The 2024 election campaign is notable not only because it will bring a woman to the presidency. The Mayans and the Creoles have no choice: in difficult conditions in the «women’s ring» will win the one who promises to overcome crime and drug traffickers. And that’s practically …
Mexico remains in the Western Hemisphere, the main source and supplier of today’s most dangerous drugs. Both the U.S. and China are equally guilty. The number of reported murders, while still shockingly high at about 30,000 per year, has dropped slightly, but the number of missing persons without a trace (i.e., mostly perfect murders without dead bodies) has risen significantly to about 9,500 per year.
Criminal groups of both Chinese and North American origin are becoming increasingly brazen, terrorizing both ordinary residents and local candidates who refuse to cooperate with them. According to the regional sociological center Latinobarómetro, security remains a major concern for Mexicans.
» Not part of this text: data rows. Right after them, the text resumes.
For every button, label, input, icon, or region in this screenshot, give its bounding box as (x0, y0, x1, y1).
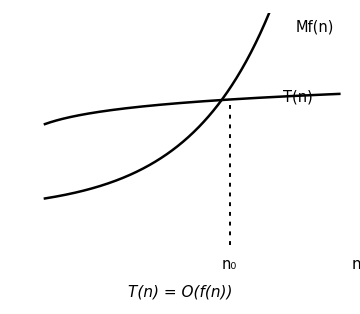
Text: n₀: n₀ (222, 257, 237, 272)
Text: T(n) = O(f(n)): T(n) = O(f(n)) (128, 284, 232, 300)
Text: n: n (352, 257, 360, 272)
Text: T(n): T(n) (283, 89, 313, 104)
Text: Mf(n): Mf(n) (296, 19, 334, 35)
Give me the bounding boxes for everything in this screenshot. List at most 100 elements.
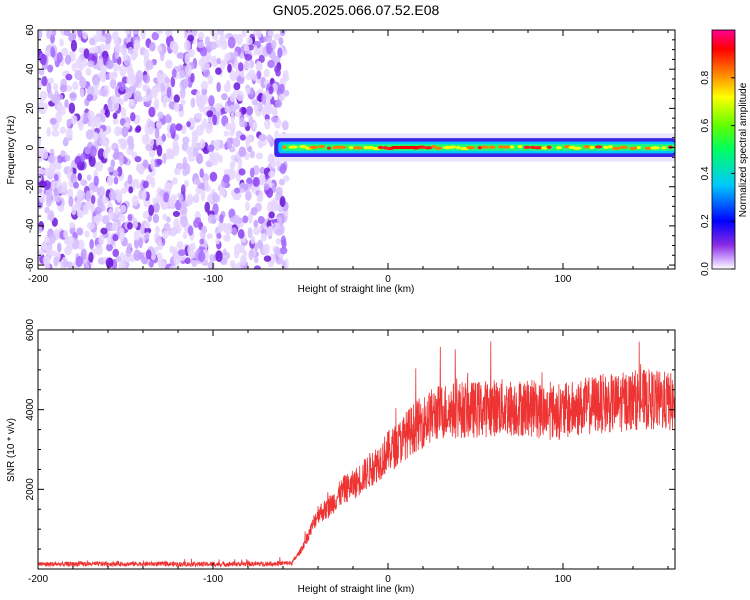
noise-blob bbox=[93, 116, 102, 128]
noise-blob bbox=[68, 165, 73, 176]
noise-blob bbox=[182, 231, 188, 240]
noise-blob bbox=[281, 260, 287, 269]
noise-blob bbox=[40, 242, 48, 254]
noise-blob bbox=[61, 47, 69, 57]
noise-blob bbox=[128, 98, 135, 107]
noise-blob bbox=[63, 136, 68, 147]
noise-blob bbox=[53, 256, 59, 267]
noise-blob bbox=[257, 216, 265, 225]
noise-blob bbox=[246, 106, 254, 116]
noise-blob bbox=[85, 190, 91, 202]
x-tick-label: 0 bbox=[385, 274, 391, 285]
noise-blob bbox=[145, 249, 152, 260]
noise-blob bbox=[239, 134, 247, 141]
noise-blob bbox=[74, 199, 82, 210]
noise-blob bbox=[45, 188, 53, 198]
noise-blob bbox=[186, 121, 191, 128]
noise-blob bbox=[120, 106, 127, 119]
noise-blob bbox=[194, 112, 203, 120]
noise-blob bbox=[107, 174, 115, 185]
noise-blob bbox=[207, 74, 214, 85]
noise-blob bbox=[148, 149, 156, 158]
noise-blob bbox=[88, 155, 96, 167]
noise-blob bbox=[250, 235, 256, 245]
noise-blob bbox=[274, 246, 281, 256]
noise-blob bbox=[256, 194, 262, 203]
noise-blob bbox=[152, 197, 158, 205]
noise-blob bbox=[89, 201, 95, 213]
noise-blob bbox=[240, 46, 246, 53]
noise-blob bbox=[155, 136, 162, 148]
noise-blob bbox=[166, 86, 172, 99]
band-peak bbox=[556, 146, 562, 150]
noise-blob bbox=[140, 223, 145, 236]
noise-blob bbox=[153, 98, 160, 111]
noise-blob bbox=[115, 256, 121, 263]
noise-blob bbox=[278, 37, 284, 46]
noise-blob bbox=[244, 53, 253, 61]
noise-blob bbox=[219, 214, 224, 224]
band-peak bbox=[573, 146, 582, 150]
noise-blob bbox=[238, 62, 244, 72]
band-peak bbox=[611, 146, 621, 150]
noise-blob bbox=[121, 126, 129, 138]
noise-blob bbox=[173, 218, 180, 230]
noise-blob bbox=[127, 46, 134, 55]
noise-blob bbox=[69, 91, 77, 102]
noise-blob bbox=[135, 183, 141, 190]
noise-blob bbox=[152, 213, 160, 224]
noise-blob bbox=[100, 115, 106, 123]
noise-blob bbox=[232, 137, 241, 148]
noise-blob bbox=[57, 204, 65, 212]
noise-blob bbox=[266, 225, 273, 237]
noise-blob bbox=[69, 221, 75, 229]
band-peak bbox=[353, 146, 363, 150]
noise-blob bbox=[118, 213, 126, 222]
noise-blob bbox=[155, 30, 164, 35]
noise-blob bbox=[182, 136, 190, 145]
noise-blob bbox=[282, 69, 289, 80]
y-tick-label: 40 bbox=[25, 63, 36, 75]
signal-band bbox=[274, 133, 675, 162]
noise-blob bbox=[78, 121, 84, 131]
noise-blob bbox=[59, 84, 67, 93]
noise-blob bbox=[141, 134, 150, 145]
noise-blob bbox=[216, 57, 222, 65]
noise-blob bbox=[127, 222, 133, 230]
noise-blob bbox=[184, 53, 191, 65]
noise-blob bbox=[80, 249, 87, 261]
noise-blob bbox=[271, 39, 277, 50]
noise-blob bbox=[38, 168, 44, 176]
noise-blob bbox=[243, 45, 250, 52]
noise-blob bbox=[145, 60, 154, 71]
noise-blob bbox=[146, 88, 151, 96]
noise-blob bbox=[279, 195, 286, 208]
noise-blob bbox=[173, 144, 180, 157]
noise-blob bbox=[263, 35, 268, 43]
noise-blob bbox=[182, 78, 189, 88]
noise-blob bbox=[204, 185, 212, 192]
noise-blob bbox=[230, 160, 236, 168]
noise-blob bbox=[185, 163, 191, 175]
noise-blob bbox=[75, 255, 83, 268]
noise-blob bbox=[227, 63, 232, 73]
noise-blob bbox=[212, 114, 218, 126]
noise-blob bbox=[112, 112, 118, 120]
noise-blob bbox=[46, 244, 52, 257]
noise-blob bbox=[119, 81, 126, 92]
noise-blob bbox=[51, 30, 57, 37]
noise-blob bbox=[278, 94, 286, 101]
noise-blob bbox=[162, 96, 167, 108]
noise-blob bbox=[253, 45, 258, 56]
noise-blob bbox=[175, 123, 183, 131]
noise-blob bbox=[65, 127, 73, 139]
noise-blob bbox=[199, 139, 206, 149]
noise-blob bbox=[136, 164, 145, 174]
noise-blob bbox=[283, 89, 290, 97]
noise-blob bbox=[253, 256, 259, 264]
noise-blob bbox=[229, 128, 235, 137]
noise-blob bbox=[60, 150, 66, 158]
noise-blob bbox=[149, 138, 155, 147]
noise-blob bbox=[266, 134, 273, 143]
noise-blob bbox=[161, 201, 169, 210]
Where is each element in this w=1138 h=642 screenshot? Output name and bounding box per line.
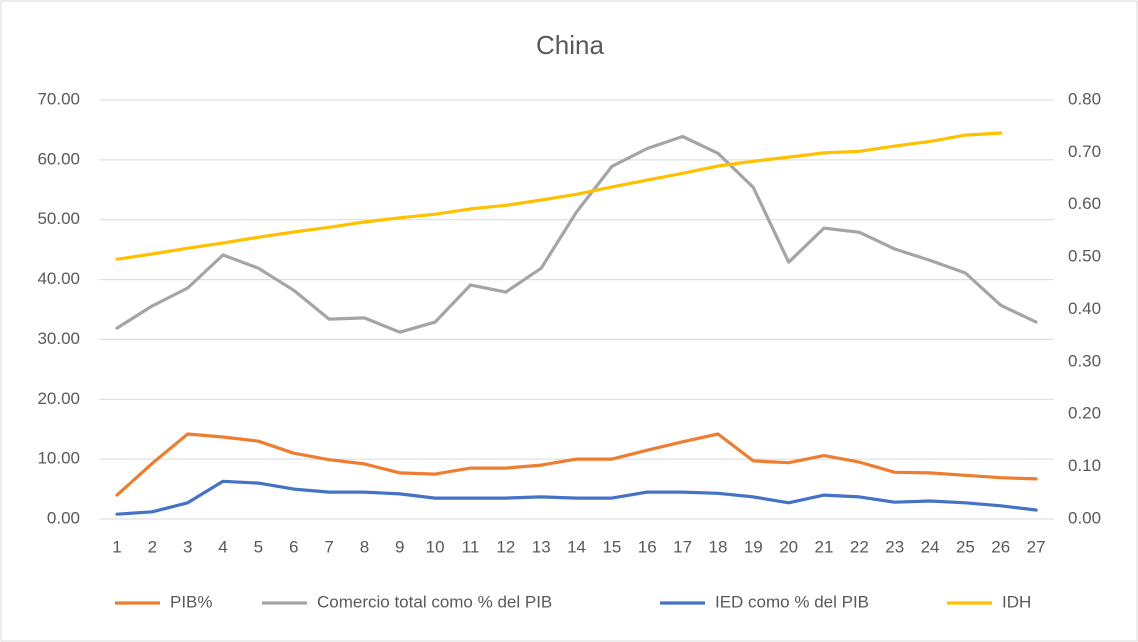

No matter who wins, but Mexico, which borders the United States, will, under any president, face challenges and opportunities stemming from its geographic position as the gateway to the America, a country attractive to impoverished migrants seeking a better life in the «American Klondike».
On September 1, 1982, then-Mexican President Jose Lopez Portillo, with three months left in power, announced that he would expropriate the entire banking industry amid a currency devaluation and debt crisis.
His successor, Miguel de la Madrid, then spent his entire six-year term trying to deal with the consequences of this delusional decision by paying off huge debt to bank owners.
The “debt hole” of López Obrador and his U.S. sponsors is less dramatic, but it may take several years for a female president to climb out of it.